Carlos estava em sua improvisada central de controle, a qual havia sido montada em uma barraca. Ele acompanhava pelos monitores o avanço do grupo de snipers, que juntamente com outros soldados estavam subindo uma montanha, às vezes usando técnicas de escalada. Logo chegariam a um platô bem alto, onde teriam um ângulo de tiro quase perfeito para eliminar os havas que haviam ficado ilhados atrás das pedras, e, o melhor, de forma discreta.

Sarah entrou na barraca, ela era um dos reforços vindos do acampamento central. Carlos gostou dela logo da primeira vez que a viu. Ela era alta e usava cabelos na altura dos ombros. Todas as outras soldados femininas usavam cabelos curtos ou até mesmo raspavam a cabeça, a praticidade era algo importante em uma guerra. Porém a soldado a sua frente não abria mão de algumas coisas.
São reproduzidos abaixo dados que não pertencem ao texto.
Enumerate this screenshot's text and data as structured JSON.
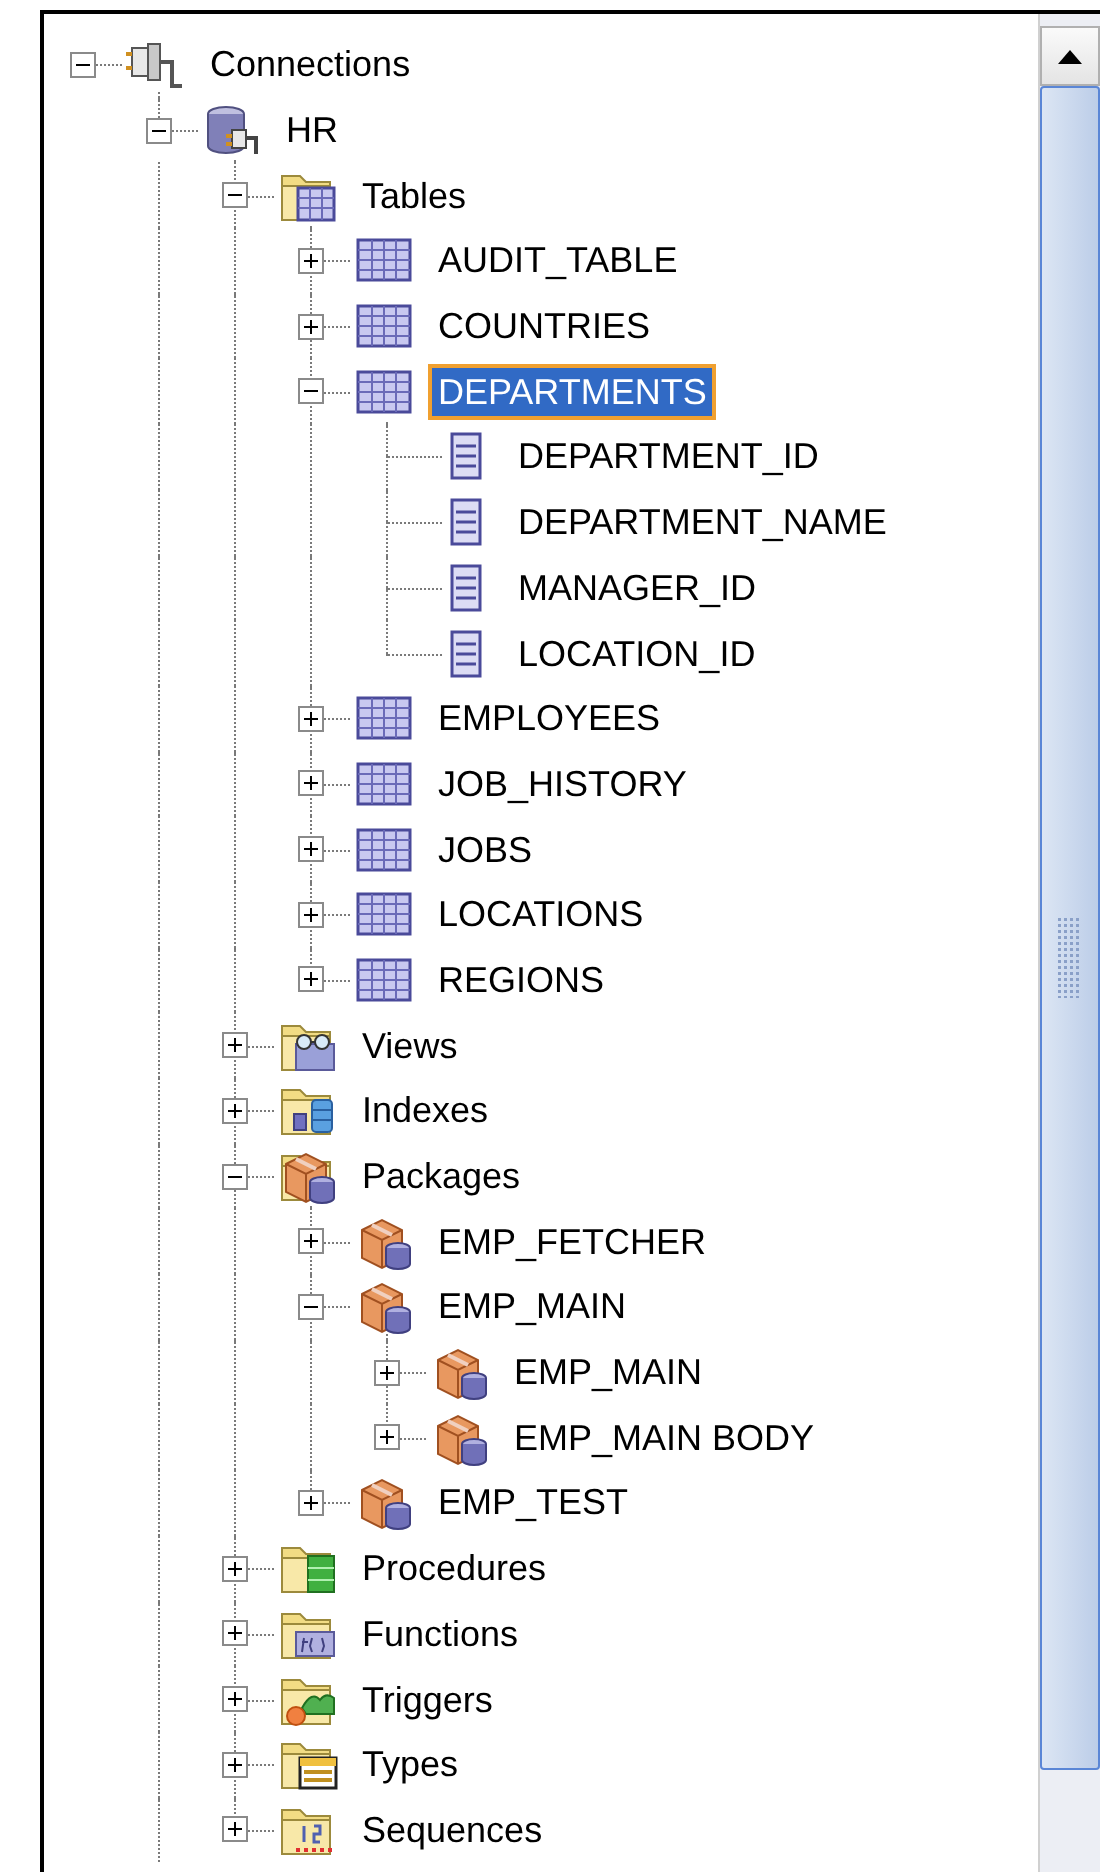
{
  "tree": [
    {
      "label": "Connections",
      "kind": "connection",
      "expanded": true,
      "selected": false,
      "children": [
        {
          "label": "HR",
          "kind": "database",
          "expanded": true,
          "selected": false,
          "children": [
            {
              "label": "Tables",
              "kind": "folder-table",
              "expanded": true,
              "selected": false,
              "children": [
                {
                  "label": "AUDIT_TABLE",
                  "kind": "table",
                  "expanded": false,
                  "selected": false
                },
                {
                  "label": "COUNTRIES",
                  "kind": "table",
                  "expanded": false,
                  "selected": false
                },
                {
                  "label": "DEPARTMENTS",
                  "kind": "table",
                  "expanded": true,
                  "selected": true,
                  "children": [
                    {
                      "label": "DEPARTMENT_ID",
                      "kind": "column",
                      "selected": false
                    },
                    {
                      "label": "DEPARTMENT_NAME",
                      "kind": "column",
                      "selected": false
                    },
                    {
                      "label": "MANAGER_ID",
                      "kind": "column",
                      "selected": false
                    },
                    {
                      "label": "LOCATION_ID",
                      "kind": "column",
                      "selected": false
                    }
                  ]
                },
                {
                  "label": "EMPLOYEES",
                  "kind": "table",
                  "expanded": false,
                  "selected": false
                },
                {
                  "label": "JOB_HISTORY",
                  "kind": "table",
                  "expanded": false,
                  "selected": false
                },
                {
                  "label": "JOBS",
                  "kind": "table",
                  "expanded": false,
                  "selected": false
                },
                {
                  "label": "LOCATIONS",
                  "kind": "table",
                  "expanded": false,
                  "selected": false
                },
                {
                  "label": "REGIONS",
                  "kind": "table",
                  "expanded": false,
                  "selected": false
                }
              ]
            },
            {
              "label": "Views",
              "kind": "folder-view",
              "expanded": false,
              "selected": false
            },
            {
              "label": "Indexes",
              "kind": "folder-index",
              "expanded": false,
              "selected": false
            },
            {
              "label": "Packages",
              "kind": "folder-package",
              "expanded": true,
              "selected": false,
              "children": [
                {
                  "label": "EMP_FETCHER",
                  "kind": "package",
                  "expanded": false,
                  "selected": false
                },
                {
                  "label": "EMP_MAIN",
                  "kind": "package",
                  "expanded": true,
                  "selected": false,
                  "children": [
                    {
                      "label": "EMP_MAIN",
                      "kind": "package",
                      "expanded": false,
                      "selected": false
                    },
                    {
                      "label": "EMP_MAIN BODY",
                      "kind": "package",
                      "expanded": false,
                      "selected": false
                    }
                  ]
                },
                {
                  "label": "EMP_TEST",
                  "kind": "package",
                  "expanded": false,
                  "selected": false
                }
              ]
            },
            {
              "label": "Procedures",
              "kind": "folder-procedure",
              "expanded": false,
              "selected": false
            },
            {
              "label": "Functions",
              "kind": "folder-function",
              "expanded": false,
              "selected": false
            },
            {
              "label": "Triggers",
              "kind": "folder-trigger",
              "expanded": false,
              "selected": false
            },
            {
              "label": "Types",
              "kind": "folder-type",
              "expanded": false,
              "selected": false
            },
            {
              "label": "Sequences",
              "kind": "folder-sequence",
              "expanded": false,
              "selected": false
            }
          ]
        }
      ]
    }
  ]
}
Carlos gostaria de conversar com ela, ele apreciava muito a companhia dela. Porém agora era um momento delicado, o pessoal estava em campo e havia inimigos por lá, e ele tentou passar isso para ela em seu olhar de forma que não a magoasse.

Ela percebeu a situação e procurou ser o mais breve possível dizendo:

- Temos um problema, a soldado Juliana não chegou, ela saiu do acampamento central na última leva de VICDs, todos os outros do último grupo já chegaram. Muitos se atrasaram por problemas nas VICDs. Um dos soldados até teve que fazer os últimos 80 km a pé, aí resolvemos esperar mais um pouco, mas agora ela já está dois dias atrasada.
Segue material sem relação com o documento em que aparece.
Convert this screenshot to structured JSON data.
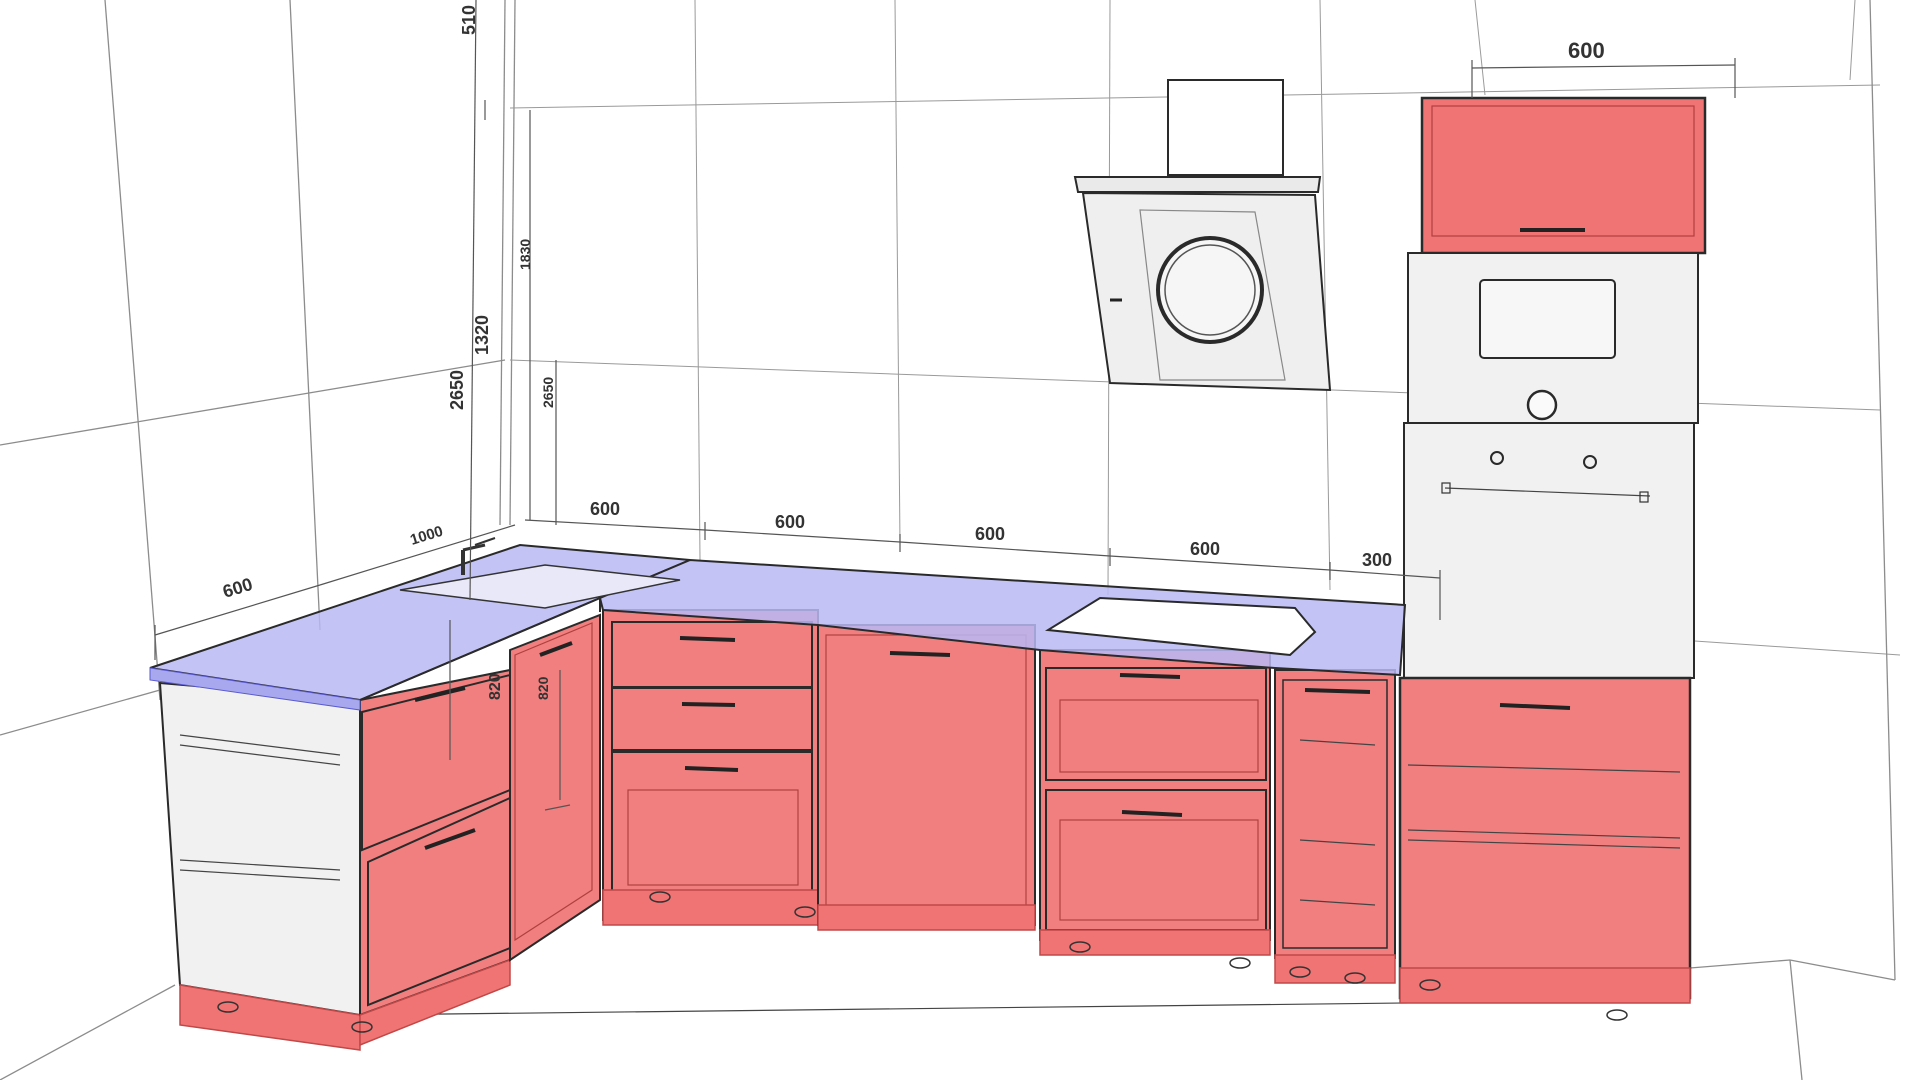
{
  "colors": {
    "cabinet_fill": "#f07474",
    "cabinet_stroke": "#c04848",
    "countertop_fill": "#b8b8f4",
    "countertop_stroke": "#5a5ad0",
    "appliance_fill": "#f1f1f1",
    "edge_dark": "#2a2a2a"
  },
  "dimensions": {
    "left_side_depth": "600",
    "corner_length": "1000",
    "back_1": "600",
    "back_2": "600",
    "back_3": "600",
    "back_4": "600",
    "back_5": "300",
    "tall_cabinet_width": "600",
    "height_total_a": "2650",
    "height_total_b": "2650",
    "height_1320": "1320",
    "height_1830": "1830",
    "height_510": "510",
    "base_height_a": "820",
    "base_height_b": "820"
  },
  "icons": {
    "hood": "range-hood-icon",
    "hob": "induction-hob-icon",
    "oven": "built-in-oven-icon",
    "microwave": "built-in-microwave-icon",
    "sink": "sink-icon",
    "faucet": "faucet-icon"
  }
}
Carlos ficou preocupado e pensou "mais essa agora, uma soldado perdida" e respondeu:

- Peça para o pessoal fazer um busca nas imagens de satélite que a gente tem da rota dela, é o que dá para fazer por enquanto.

Sarah assentiu e deixou a barraca, ela não conseguia deixar de pensar em Juliana, elas não tiveram tempo de fazer uma amizade profunda, haviam se conhecido quando embarcaram na Aurora Seis para aquela missão. Mas elas haviam conversado muito quando se preparavam para a viagem de VICDs, Sarah estava no primeiro grupo e saiu dias antes de Juliana, que viria somente na última leva.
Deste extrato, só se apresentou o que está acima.